The Palestine Development Scheme is one of the most important things that have happened to Palestine since the War. The appointment of a new High Commissioner to Palestine cannot, therefore, be expected to affect the lines of policy already laid down. In this connection continuity is anticipated as between Sir John Chancellor, who proceeds on leave next September, and Lieut.-General A. G. Wauchope, who succeeds him in Jerusalem next November.
This is the opinion expressed to-day in an editorial in the “Near East and India”, regarded as a semi-official organ of the Colonial Office.

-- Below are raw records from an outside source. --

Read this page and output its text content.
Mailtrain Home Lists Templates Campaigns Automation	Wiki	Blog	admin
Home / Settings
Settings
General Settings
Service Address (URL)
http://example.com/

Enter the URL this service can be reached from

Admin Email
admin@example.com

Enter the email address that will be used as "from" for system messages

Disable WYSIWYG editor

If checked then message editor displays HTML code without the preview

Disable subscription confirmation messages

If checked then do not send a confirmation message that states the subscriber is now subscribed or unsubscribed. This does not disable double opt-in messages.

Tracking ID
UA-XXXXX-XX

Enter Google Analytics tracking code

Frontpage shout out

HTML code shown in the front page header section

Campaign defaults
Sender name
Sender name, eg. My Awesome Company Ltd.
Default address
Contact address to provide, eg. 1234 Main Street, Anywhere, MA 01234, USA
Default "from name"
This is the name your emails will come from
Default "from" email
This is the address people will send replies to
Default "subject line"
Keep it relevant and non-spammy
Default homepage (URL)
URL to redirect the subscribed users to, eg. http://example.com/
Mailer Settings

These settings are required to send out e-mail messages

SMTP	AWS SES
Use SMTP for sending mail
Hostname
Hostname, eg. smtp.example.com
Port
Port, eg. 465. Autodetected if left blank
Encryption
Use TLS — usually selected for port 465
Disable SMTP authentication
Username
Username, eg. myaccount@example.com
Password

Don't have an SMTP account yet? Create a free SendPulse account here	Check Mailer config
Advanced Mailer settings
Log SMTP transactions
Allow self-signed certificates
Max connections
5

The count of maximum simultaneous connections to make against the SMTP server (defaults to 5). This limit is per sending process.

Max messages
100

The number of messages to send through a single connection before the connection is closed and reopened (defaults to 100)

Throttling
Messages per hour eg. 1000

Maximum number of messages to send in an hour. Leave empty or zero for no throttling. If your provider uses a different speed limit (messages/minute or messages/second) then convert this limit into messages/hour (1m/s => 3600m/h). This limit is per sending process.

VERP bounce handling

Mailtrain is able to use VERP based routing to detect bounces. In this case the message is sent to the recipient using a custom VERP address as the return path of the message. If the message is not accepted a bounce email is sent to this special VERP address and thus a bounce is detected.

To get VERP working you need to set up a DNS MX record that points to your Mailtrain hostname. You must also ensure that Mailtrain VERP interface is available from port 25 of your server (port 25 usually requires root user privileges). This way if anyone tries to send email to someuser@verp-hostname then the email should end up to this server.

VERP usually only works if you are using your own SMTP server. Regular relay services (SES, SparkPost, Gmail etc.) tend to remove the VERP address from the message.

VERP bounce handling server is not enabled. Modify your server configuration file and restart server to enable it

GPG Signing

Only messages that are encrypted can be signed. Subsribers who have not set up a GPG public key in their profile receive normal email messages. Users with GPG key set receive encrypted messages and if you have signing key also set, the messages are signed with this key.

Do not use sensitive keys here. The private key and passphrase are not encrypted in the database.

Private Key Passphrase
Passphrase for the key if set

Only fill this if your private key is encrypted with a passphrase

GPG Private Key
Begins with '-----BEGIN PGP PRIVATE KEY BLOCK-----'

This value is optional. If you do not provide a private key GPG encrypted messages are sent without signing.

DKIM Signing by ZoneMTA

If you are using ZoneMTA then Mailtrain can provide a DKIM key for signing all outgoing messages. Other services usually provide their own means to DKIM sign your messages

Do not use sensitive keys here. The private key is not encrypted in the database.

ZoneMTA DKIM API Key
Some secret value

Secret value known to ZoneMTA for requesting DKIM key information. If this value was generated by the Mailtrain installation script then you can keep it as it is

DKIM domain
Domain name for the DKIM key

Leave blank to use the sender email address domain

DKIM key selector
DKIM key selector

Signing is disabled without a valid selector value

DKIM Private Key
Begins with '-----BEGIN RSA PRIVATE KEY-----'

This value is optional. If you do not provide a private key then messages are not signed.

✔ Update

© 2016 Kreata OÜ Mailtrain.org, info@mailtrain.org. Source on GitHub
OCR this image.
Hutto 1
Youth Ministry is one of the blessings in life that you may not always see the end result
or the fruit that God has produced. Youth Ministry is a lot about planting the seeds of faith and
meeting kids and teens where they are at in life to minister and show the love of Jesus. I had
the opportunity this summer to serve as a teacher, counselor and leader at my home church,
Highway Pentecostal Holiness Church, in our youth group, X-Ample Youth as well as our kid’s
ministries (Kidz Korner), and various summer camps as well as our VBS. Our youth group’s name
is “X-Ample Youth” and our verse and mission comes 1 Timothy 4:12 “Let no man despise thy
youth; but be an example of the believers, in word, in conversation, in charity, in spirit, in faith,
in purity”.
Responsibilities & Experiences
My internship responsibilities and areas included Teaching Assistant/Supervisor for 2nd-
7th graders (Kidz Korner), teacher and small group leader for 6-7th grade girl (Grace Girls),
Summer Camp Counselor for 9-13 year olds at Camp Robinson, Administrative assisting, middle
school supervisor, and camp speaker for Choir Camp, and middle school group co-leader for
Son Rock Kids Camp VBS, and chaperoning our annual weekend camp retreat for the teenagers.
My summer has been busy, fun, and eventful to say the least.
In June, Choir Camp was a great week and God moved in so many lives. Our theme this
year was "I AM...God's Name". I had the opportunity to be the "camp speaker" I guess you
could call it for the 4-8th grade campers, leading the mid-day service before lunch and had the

There appears to exist misconception, the “Near East and India” says, in regard to the Development Scheme for Palestine, which the Mandatory Power, after it has received the report of Mr. French, Director of Development, is to put into execution. It is commonly assumed that so much is to be spent on the Arabs and so much on the Jews. But nothing is to be spent on the Arabs, and nothing on the Jews qua Jews: all is to be spent on Palestine. If the case of dispossessed Arabs is to be considered, or that of Jewish settlers requiring credit, it will be in virtue of their rank as Palestinians, the part they play, not in their particular community, but in the country as a whole. If only Jews and Arabs could be made to see this distinction, the prospects of the country would be considerably brighter. But whether that consummation be reached soon or late, the British officialsresponsible for the development of Palestine will go forward with their policy, conscious that they are on the right and only just lines.
It is now accepted by all impartial observers that the British Government at last is on the right road in Palestine. The problem is being probed to its fundamentals, and the line of future development clearly indicated. It has taken some years to discover the correct policy, but now that that discovery has been made, there can, it seems to us, be no departing from it, the paper asserts.